Mikuláš Bek believes either German or French should be mandatory second foreign language subjects, and Russian should be phased out.

Thomas Smith

Written by Thomas Smith Published on 12.09.2023 11:18:00 (updated on 12.09.2023) Reading time: 2 minutes

Czechia is in the midst of redefining its primary education curriculum, with one key question at the forefront: should English be a compulsory language for all school pupils nationwide? The Czech Ministry of Education is currently dealing with this issue, Deník N reports, and is also in the process of deciding which secondary languages Czech children should learn.

Currently, the vast majority of schools across the country teach English, but learning it is technically not mandatory for everyone. Czech children must also commence their second foreign language studies no later than the eighth grade, with a minimum of three hours of weekly instruction in the final two years of primary school. The selection of a second foreign language is left to the discretion of school principals, who must secure qualified teachers.

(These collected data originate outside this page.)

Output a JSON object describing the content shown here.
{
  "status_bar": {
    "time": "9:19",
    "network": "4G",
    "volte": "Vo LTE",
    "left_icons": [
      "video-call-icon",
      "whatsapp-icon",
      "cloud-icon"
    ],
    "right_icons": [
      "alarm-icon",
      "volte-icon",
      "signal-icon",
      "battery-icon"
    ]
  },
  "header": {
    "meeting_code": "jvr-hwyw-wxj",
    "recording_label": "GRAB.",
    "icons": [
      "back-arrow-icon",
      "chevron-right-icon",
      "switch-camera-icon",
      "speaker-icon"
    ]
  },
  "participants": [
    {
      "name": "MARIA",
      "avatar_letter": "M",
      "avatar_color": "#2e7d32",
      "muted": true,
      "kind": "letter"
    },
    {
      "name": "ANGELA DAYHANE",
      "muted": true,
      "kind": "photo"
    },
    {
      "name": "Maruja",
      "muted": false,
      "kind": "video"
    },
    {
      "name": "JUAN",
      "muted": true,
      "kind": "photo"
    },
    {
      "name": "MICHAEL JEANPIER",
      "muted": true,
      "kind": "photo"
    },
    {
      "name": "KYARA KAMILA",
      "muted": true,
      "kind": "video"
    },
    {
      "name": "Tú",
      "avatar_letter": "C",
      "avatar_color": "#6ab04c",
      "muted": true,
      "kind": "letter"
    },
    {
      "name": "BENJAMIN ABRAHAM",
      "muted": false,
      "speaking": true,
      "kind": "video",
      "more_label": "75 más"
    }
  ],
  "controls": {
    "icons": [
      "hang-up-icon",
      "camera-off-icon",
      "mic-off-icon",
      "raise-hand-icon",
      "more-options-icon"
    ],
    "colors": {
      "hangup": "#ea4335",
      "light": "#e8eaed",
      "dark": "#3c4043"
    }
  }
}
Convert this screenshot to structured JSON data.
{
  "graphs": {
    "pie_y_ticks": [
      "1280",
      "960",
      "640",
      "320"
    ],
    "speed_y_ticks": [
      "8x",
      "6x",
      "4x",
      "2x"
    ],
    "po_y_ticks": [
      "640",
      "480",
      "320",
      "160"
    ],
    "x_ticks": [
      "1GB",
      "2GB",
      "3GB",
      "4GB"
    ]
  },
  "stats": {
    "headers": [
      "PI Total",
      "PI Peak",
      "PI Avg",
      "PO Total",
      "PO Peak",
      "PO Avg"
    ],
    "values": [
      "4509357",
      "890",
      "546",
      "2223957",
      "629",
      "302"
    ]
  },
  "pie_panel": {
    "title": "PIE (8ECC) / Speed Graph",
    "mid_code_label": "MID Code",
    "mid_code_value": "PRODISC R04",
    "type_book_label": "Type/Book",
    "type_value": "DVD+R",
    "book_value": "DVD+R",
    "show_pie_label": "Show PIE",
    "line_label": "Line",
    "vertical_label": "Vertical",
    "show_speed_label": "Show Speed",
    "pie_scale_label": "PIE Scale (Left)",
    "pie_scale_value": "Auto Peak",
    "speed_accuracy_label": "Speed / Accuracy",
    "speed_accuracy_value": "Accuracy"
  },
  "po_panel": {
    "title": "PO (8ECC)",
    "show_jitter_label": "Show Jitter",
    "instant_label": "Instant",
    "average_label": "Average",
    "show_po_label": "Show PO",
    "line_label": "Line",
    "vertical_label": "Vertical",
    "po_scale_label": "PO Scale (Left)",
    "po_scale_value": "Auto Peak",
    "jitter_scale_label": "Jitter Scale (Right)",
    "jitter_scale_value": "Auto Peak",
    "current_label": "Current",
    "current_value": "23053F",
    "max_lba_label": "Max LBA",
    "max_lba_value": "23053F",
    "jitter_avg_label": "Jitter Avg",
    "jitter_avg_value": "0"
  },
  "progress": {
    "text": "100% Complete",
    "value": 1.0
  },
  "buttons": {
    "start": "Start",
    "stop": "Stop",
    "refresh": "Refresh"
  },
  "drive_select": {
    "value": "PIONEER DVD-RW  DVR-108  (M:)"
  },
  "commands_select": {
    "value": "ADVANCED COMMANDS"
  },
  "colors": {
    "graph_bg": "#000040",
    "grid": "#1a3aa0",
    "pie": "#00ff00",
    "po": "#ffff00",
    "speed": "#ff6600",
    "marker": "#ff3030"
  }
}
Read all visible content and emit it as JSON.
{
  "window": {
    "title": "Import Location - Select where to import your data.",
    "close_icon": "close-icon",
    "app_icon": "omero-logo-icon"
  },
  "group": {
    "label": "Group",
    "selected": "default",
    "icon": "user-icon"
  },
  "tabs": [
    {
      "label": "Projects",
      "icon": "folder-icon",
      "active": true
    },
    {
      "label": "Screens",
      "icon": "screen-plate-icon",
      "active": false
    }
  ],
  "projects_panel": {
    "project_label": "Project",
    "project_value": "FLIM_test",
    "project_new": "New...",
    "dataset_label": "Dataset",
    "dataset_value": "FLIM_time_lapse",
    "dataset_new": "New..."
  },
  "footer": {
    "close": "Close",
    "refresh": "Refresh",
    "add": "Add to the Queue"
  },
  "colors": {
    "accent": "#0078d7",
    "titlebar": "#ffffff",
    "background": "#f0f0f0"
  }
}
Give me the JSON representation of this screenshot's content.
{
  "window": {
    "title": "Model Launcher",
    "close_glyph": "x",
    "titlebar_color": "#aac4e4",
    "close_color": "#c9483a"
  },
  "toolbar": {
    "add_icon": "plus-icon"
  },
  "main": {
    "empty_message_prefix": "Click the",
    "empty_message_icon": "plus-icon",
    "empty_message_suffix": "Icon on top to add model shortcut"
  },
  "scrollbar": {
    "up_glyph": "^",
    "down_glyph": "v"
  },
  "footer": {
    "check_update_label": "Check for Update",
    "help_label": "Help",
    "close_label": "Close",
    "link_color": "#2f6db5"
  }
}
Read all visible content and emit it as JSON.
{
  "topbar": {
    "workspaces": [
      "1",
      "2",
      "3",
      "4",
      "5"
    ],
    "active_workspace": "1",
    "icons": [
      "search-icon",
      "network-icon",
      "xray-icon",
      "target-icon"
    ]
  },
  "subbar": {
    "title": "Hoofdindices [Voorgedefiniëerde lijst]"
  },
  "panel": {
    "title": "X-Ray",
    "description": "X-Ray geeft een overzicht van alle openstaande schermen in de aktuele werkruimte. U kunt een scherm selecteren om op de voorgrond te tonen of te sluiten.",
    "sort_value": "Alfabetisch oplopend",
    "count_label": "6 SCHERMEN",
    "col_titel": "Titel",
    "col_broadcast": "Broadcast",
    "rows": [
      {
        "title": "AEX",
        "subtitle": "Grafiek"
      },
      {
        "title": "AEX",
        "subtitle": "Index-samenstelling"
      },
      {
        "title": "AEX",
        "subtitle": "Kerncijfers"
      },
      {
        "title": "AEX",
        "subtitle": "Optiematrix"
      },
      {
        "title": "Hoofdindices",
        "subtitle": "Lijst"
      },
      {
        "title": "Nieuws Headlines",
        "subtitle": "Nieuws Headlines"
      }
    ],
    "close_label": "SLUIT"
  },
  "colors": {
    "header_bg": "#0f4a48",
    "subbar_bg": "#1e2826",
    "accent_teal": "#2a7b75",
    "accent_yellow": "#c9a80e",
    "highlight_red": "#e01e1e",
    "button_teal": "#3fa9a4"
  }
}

Recently, an expert panel from the Ministry of Education proposed that second foreign language instruction should no longer be mandatory, but rather a school option. 

Compulsory second foreign language?

Education Minister Mikuláš Bek has not yet reached a final conclusion. Nonetheless, he emphasizes the necessity of a professional dialogue on the matter. Bek leans toward retaining the requirement for a second foreign language, but with a strong focus on achieving a basic A1 proficiency level. This proficiency level would enable students to grasp common expressions, engage in elementary conversations, and navigate straightforward interactions in their chosen language.

Regarding the first foreign language, which is predominantly English in most schools, Bek firmly believes that the world’s lingua franca should remain the standard choice for all students. In terms of the second foreign language, he suggests a shift in school offerings. 

Furthermore, Bek seeks to address issues of continuity in secondary education. Often, students start with one language in primary school but find their options limited in high school. Bek stresses the importance of defining clear language pathways to avoid wasting students' time.

Yes to German and French, no to Russian

Instead of allowing schools to make choices based on their capacities, Bek proposes that German and French become the primary options, with Spanish as a potential third choice. He prefers German to be the main second choice owing to Czechia bordering Germany and Austria, as well as large sections of Czech industry being connected with the two countries. This approach aims to ensure that every school offers either German or French, thereby promoting linguistic diversity.

The education minister also noted earlier this week that one in every five children in Czechia learns Russian as a second foreign language. He says that this is mainly in areas where there are not enough teachers of other languages. Bek says he wants to reduce the amount of Russian taught in schools and to de-prioritize it.

On the other hand, representatives from the Czech Ministry of Education have confirmed that some schools in Czechia will teach Ukrainian as an optional language for young Ukrainian children, but only provided that there is enough demand.

The future of foreign language education in Czech primary schools remains uncertain, but Bek's proposals hint at significant changes on the horizon. Ongoing discussions aim to strike a balance between preserving linguistic diversity and ensuring high-quality language education for all Czech students.